Besides his fixation on women, he falls in love with Japanese culture, which happens to be on the other side of the world. He loves samurai movies, Japanese comics, the Japanese language (which he learns), Japanese girls and Japanese cuisine (particularly fermented squid). He jumps from job to job, girl to girl, sushi bar to noodle joint. Many guys might think of this as an ideal life, but Raskin feels bad about it.
Indeed, he feels so desperate about cheating on his girlfriends that he ends up in something like a 12-step program to modify his dating habits. And in a move that parallels what happens in the movie "You Kill Me," in which Ben Kingsley chooses the Golden Gate Bridge as his Higher Power, Raskin chooses Momofuku Ando, the Japanese magnate who invented instant ramen. No matter that he and Raskin have never met or that Ando was in his 90s living in Osaka.

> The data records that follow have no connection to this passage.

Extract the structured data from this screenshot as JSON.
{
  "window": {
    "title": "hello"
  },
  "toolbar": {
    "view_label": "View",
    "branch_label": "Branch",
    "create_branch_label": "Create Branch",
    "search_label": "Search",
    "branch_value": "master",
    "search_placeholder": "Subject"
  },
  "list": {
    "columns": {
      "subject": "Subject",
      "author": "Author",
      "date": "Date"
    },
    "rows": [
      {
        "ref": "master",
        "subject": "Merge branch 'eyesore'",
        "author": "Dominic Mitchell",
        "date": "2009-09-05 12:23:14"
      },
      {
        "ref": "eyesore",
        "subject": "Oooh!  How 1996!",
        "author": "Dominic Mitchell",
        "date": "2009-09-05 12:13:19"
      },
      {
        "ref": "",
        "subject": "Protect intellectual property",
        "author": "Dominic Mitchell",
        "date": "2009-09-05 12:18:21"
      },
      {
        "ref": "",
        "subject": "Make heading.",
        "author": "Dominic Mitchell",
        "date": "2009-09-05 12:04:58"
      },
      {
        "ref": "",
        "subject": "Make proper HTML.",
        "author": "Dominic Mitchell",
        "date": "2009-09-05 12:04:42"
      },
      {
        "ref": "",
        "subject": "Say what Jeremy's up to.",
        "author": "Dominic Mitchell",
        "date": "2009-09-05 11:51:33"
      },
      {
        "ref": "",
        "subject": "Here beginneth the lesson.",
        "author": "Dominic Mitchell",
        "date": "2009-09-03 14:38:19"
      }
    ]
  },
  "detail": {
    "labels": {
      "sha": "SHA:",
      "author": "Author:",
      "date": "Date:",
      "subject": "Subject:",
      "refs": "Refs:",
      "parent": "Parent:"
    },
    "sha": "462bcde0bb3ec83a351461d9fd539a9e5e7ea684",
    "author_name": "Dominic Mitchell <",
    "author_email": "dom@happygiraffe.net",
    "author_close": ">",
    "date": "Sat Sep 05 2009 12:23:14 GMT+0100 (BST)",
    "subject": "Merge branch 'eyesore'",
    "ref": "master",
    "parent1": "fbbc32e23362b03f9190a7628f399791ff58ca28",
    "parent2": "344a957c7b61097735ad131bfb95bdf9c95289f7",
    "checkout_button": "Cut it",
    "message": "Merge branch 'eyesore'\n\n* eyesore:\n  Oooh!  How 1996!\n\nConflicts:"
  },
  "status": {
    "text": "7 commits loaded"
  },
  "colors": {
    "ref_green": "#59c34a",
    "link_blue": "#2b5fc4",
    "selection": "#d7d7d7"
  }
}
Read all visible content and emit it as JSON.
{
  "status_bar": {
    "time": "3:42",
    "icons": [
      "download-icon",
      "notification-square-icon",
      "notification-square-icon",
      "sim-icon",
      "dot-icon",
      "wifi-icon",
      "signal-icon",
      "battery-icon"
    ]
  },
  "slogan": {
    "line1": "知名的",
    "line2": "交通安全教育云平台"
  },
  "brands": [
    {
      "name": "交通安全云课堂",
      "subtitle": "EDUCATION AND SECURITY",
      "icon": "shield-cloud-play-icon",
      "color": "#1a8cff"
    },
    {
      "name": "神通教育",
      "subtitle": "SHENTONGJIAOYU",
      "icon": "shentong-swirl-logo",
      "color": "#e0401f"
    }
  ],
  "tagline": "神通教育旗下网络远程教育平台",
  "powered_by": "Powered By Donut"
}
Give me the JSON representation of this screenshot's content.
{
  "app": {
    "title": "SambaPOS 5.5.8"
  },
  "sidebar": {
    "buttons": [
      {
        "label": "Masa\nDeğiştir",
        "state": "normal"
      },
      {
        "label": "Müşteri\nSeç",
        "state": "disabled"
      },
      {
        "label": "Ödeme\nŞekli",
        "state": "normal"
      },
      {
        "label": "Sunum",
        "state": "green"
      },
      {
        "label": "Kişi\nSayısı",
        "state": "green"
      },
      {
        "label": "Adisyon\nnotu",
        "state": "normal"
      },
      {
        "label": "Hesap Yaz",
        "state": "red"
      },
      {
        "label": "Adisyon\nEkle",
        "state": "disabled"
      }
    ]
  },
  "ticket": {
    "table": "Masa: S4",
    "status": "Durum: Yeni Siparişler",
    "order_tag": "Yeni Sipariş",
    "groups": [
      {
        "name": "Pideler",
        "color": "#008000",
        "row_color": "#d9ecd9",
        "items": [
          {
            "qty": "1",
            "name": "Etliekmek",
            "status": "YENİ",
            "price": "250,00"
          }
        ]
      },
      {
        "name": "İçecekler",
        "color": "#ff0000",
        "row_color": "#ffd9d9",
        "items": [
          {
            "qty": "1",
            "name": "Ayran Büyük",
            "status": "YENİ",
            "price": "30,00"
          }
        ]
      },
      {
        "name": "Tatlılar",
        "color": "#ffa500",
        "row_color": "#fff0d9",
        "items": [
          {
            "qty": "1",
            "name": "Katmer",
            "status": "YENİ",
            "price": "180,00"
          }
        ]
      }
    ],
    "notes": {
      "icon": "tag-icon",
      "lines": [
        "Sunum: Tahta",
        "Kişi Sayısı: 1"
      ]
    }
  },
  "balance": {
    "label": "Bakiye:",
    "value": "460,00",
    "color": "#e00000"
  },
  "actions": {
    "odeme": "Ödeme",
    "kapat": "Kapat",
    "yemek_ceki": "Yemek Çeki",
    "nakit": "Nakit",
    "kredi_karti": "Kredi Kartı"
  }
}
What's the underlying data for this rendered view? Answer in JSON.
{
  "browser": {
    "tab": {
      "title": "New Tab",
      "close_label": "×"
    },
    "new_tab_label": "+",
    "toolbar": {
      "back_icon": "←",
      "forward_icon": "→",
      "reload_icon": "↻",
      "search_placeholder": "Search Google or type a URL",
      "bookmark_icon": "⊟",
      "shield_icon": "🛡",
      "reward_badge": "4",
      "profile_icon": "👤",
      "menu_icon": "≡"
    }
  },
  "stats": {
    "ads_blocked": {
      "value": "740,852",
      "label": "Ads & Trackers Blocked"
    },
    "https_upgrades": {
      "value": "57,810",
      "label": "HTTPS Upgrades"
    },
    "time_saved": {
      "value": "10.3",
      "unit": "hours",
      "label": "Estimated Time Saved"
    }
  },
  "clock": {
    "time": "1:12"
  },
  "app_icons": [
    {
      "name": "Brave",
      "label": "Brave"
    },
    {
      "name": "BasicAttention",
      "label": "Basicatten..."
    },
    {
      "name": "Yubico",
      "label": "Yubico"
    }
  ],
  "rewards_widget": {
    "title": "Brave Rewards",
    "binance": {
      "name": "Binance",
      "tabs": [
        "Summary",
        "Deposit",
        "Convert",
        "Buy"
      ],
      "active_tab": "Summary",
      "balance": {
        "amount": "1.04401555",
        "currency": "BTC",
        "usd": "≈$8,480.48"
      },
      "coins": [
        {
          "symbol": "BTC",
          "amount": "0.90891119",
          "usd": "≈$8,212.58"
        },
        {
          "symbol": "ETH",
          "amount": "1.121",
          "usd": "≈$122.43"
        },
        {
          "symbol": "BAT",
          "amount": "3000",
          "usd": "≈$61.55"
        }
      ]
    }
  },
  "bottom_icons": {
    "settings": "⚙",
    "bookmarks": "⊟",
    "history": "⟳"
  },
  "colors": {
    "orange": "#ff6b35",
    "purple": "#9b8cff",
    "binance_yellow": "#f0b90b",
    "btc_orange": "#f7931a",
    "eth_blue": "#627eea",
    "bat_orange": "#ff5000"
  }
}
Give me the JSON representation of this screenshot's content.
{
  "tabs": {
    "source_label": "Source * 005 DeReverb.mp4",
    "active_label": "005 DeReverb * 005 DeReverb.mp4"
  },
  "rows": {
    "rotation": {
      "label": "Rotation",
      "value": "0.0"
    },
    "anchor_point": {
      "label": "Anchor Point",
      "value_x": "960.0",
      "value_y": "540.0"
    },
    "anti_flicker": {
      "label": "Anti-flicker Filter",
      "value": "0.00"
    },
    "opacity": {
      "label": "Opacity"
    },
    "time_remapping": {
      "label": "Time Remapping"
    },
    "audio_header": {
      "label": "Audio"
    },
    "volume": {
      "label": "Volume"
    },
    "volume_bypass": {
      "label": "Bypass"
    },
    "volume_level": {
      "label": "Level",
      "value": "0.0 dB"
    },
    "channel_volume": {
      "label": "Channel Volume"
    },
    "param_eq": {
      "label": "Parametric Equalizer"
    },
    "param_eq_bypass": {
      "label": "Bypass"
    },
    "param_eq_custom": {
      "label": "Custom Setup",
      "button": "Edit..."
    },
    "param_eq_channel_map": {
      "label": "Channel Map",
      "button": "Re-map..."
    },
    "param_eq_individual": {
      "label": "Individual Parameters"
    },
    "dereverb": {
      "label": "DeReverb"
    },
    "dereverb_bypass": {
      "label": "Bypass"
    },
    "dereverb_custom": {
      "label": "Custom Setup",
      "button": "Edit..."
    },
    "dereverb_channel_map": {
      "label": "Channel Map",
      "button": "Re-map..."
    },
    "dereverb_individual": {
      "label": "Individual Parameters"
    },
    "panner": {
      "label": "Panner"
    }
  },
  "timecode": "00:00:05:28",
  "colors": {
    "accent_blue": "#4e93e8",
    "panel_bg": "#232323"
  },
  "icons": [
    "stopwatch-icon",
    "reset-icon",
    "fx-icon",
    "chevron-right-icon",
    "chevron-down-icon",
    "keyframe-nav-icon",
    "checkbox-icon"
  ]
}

Raskin's sponsor suggests that he write a series of journal entries to the old gentleman, recording each and every time the specter of sexual misbehavior comes upon him. In addition, the sponsor extracts a promise from the author that he will remain chaste for 60 days.
Ando is already something of a self-defined sage, having written such books as "Conception of a Fantastic Idea," "How to Escape From Difficulty" and "How to Live Happily to One Hundred" -- a goal he missed by just four years. Raskin, a freelance journalist who happily -- except for sex -- gives way to his obsessions, sets out to discover all he can about Ando, as well as himself. He travels to Osaka more than once, trying to meet Ando. He visits the Instant Ramen Invention Museum, which is just about what it sounds like. He reads two versions of Ando's autobiography. He takes note when Ando writes that he himself has done his share of "shameful" things.
It turns out that Momofuku Ando, far from being a model of adulthood and fidelity, has failed repeatedly in business, been jailed twice, had three wives with a child from each marriage. Not only that, he was stingy with his child support and disowned his elder son. But nobody's perfect, as Raskin realizes even before he attends Ando's funeral in an Osaka baseball stadium.
Meanwhile, through his journal entries to Ando, Raskin comes to recognize his own relentlessly scolding inner voice: "YOU SHOULD JUST CUT PROCESSED SUGARS FROM YOUR DIET THE WAY YOUR MOTHER HAS. IT'S THAT SIMPLE." Or, "YOU SHOULD JUST HUNKER DOWN AND WRITE SOME STORIES ABOUT BIG COMPANIES. YOU SHOULD NEVER QUIT A JOB BEFORE YOU HAVE A NEW JOB." Gradually, he realizes that this pitiless voice has kept him from committing to a relationship. He also recognizes the voice as having come from the mouths of his parents, but really it has descended through generations.